Lettre aux mamans sur l’éducation n° 8

N° 8 – Octobre 2006

hère Madame,

« Quand Dieu créa l’homme, quand Il le sculp­ta de sa main divine, après qu’Il eut mis la beau­té sur son visage, la parole sur ses lèvres, la flamme de l’in­tel­li­gence sur son front, sem­blable à un artiste qui garde pour le sanc­tuaire ce qu’il a de plus divin dans son art, Il pla­ça dans sa poi­trine, comme un don qui devait éclip­ser tous les autres : le cœur. » (Mgr. Bougaud)

Au point de vue phy­sio­lo­gique, le cœur est l’or­gane d’où le sang part comme de sa source pour cou­rir dans toutes nos veines, où il revient pour se puri­fier et pour s’é­lan­cer encore en flots de vie à tous les points de notre organisme.

Au point de vue moral, le cœur est la noble facul­té d’ai­mer. Et comme l’a­mour entraîne tout l’homme vers l’ob­jet aimé et le trans­forme pour ain­si dire en cet objet, le cœur donne, à lui seul, la valeur des âmes et les classe dans les rangs de la ver­tu et de l’hon­neur, ou bien par­mi le vil trou­peau des abjects et des dépravés.

Le cœur a été sou­vent chan­té. On dit qu’il est l’ins­pi­ra­teur des grandes pen­sées et le mobile des nobles actions. Voyons quelques exemples : qu’est-​ce qui a fait Saint Vincent de Paul ? L’amour du pro­chain, le cœur. Qu’est-​ce qui a fait Jeanne d’Arc ? L’amour de la patrie, le cœur. Qu’est-​ce qui a fait la sain­te­té d’Augustin ? Regardez la sta­tue, telle que l’a faite l’art chré­tien ; la réponse est là, toute don­née : Saint Augustin tient en main un cœur.

Qu’est-​ce que Dieu ? Dieu, c’est sur­tout un cœur ; « Dieu est cha­ri­té ». (Ière Ep.

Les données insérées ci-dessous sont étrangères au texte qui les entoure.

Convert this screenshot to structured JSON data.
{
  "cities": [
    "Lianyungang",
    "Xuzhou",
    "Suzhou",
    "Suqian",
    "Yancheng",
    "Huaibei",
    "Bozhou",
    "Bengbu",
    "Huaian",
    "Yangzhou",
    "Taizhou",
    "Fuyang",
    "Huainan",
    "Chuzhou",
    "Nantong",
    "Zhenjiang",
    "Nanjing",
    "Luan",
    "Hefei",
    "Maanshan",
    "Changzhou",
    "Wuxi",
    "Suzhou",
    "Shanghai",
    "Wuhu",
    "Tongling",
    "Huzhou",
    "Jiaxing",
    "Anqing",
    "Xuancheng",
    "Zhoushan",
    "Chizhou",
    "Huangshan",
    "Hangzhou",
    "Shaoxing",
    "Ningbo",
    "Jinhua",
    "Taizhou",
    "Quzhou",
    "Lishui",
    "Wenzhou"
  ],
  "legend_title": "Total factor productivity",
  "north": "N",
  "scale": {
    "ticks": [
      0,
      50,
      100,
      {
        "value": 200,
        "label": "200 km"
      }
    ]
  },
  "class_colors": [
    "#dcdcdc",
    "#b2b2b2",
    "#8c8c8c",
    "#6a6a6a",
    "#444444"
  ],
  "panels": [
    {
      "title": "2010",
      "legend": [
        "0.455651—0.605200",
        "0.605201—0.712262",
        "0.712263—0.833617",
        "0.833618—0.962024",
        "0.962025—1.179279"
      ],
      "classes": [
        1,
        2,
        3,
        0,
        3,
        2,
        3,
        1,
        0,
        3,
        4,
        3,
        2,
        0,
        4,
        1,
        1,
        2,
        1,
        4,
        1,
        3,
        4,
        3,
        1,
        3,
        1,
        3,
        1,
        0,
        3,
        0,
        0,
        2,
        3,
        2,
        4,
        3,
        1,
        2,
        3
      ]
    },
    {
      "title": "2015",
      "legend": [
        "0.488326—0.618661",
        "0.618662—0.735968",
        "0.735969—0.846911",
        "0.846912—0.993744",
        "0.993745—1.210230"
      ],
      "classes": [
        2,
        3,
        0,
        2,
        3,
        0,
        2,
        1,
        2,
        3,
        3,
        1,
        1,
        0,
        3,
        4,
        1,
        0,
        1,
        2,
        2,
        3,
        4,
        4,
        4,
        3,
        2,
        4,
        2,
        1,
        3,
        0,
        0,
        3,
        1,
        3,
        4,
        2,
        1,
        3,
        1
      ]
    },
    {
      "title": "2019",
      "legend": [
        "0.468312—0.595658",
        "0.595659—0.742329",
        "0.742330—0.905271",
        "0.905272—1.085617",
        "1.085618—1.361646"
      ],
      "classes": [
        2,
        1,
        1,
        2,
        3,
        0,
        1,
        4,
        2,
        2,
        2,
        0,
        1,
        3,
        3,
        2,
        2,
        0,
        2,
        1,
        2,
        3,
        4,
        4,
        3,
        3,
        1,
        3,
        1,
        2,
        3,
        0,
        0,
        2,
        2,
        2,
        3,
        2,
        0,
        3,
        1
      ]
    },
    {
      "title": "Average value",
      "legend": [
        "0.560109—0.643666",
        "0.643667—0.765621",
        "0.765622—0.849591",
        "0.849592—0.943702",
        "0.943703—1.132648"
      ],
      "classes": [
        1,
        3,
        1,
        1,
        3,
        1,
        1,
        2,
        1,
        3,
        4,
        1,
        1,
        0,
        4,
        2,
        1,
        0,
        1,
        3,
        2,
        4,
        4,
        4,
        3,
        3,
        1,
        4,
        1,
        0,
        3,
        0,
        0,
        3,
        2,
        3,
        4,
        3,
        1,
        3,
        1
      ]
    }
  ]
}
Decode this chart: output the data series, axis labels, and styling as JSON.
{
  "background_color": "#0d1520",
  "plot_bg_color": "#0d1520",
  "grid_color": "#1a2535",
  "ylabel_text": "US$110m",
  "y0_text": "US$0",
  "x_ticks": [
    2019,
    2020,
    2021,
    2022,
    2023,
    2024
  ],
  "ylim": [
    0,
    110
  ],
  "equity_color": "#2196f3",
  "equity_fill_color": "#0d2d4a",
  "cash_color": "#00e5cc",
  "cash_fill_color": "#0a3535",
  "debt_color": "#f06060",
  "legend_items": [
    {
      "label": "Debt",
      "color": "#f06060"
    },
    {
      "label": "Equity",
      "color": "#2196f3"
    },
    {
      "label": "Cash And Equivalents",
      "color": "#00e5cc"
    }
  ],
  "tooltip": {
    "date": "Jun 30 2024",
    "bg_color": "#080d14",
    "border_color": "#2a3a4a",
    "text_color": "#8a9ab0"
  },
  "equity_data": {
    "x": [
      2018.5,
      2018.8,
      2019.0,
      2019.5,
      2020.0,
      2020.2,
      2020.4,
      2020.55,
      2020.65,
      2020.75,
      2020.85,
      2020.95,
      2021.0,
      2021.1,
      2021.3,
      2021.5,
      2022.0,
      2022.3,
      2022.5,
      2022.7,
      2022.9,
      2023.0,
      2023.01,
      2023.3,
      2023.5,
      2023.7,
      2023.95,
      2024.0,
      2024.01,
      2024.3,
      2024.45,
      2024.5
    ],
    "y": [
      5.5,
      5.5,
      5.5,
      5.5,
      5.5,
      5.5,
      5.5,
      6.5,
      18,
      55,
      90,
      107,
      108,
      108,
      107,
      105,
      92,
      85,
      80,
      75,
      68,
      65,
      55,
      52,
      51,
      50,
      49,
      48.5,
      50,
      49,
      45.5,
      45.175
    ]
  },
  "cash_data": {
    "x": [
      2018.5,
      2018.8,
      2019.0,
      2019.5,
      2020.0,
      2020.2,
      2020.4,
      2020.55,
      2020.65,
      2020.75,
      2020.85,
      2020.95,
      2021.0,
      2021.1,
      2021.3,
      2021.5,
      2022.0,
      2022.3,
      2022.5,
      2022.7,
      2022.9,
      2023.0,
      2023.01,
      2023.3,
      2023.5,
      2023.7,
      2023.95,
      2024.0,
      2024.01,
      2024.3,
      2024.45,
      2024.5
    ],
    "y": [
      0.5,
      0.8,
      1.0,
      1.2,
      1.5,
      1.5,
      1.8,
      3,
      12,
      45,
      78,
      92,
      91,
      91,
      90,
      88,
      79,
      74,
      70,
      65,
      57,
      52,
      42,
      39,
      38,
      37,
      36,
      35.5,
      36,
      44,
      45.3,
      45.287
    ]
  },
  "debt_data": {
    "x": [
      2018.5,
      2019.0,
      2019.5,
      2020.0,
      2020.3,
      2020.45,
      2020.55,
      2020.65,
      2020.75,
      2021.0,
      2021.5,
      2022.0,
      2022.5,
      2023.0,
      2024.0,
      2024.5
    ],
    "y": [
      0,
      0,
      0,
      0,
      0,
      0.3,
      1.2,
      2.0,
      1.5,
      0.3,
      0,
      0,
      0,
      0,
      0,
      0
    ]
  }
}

St Jean 4–8)

Et qu’est-​ce que Dieu demande par­ti­cu­liè­re­ment de nous ? Est-​ce la richesse ? la réus­site ? une vie toute pleine d’ac­tions d’é­clat ? Non. C’est le cœur. « Donne-​moi ton cœur » dit-​Il à cha­cun de nous. C’est cela que nous devons trans­mettre à nos enfants.

Ainsi, le rôle pri­mor­dial du cœur nous dit assez que nous n’a­vons pas le droit de nous dés­in­té­res­ser de sa for­ma­tion, de son déve­lop­pe­ment. On ne peut le sup­pri­mer. Notre-​Seigneur a dit : « Aimez-​vous les uns les autres ». Si les grandes pen­sées viennent du cœur, les grandes actions et les belles vies aussi.

Il faut l’a­vouer, à défaut de for­mer le cœur, on s’at­tache davan­tage à orner l’in­tel­li­gence, à dres­ser la volon­té, à rec­ti­fier le juge­ment, à ini­tier aux bonnes manières. Pourquoi cette négli­gence ? Les parents sup­posent que leurs petits « ont du cœur », du bon cœur, parce qu’ils sont cares­sants ou aiment à se faire dor­lo­ter. C’est vrai, d’ailleurs, géné­ra­le­ment. Mais le cœur a cepen­dant besoin d’être pro­vo­qué, décou­vert, édu­qué, exci­té ou modé­ré, ou cana­li­sé. Il faut refou­ler cer­tains sen­ti­ments, en diri­ger, déve­lop­per, créer cer­tains autres. Tout au moins, doit-​on apprendre les fon­de­ments pro­fonds de cette bon­té natu­relle, et par­fois rec­ti­fier ou mettre au point les élans des petits, si l’on veut qu’ils ne s’é­garent, ne s’é­puisent ou ne s’ar­rêtent devant un inté­rêt personnel.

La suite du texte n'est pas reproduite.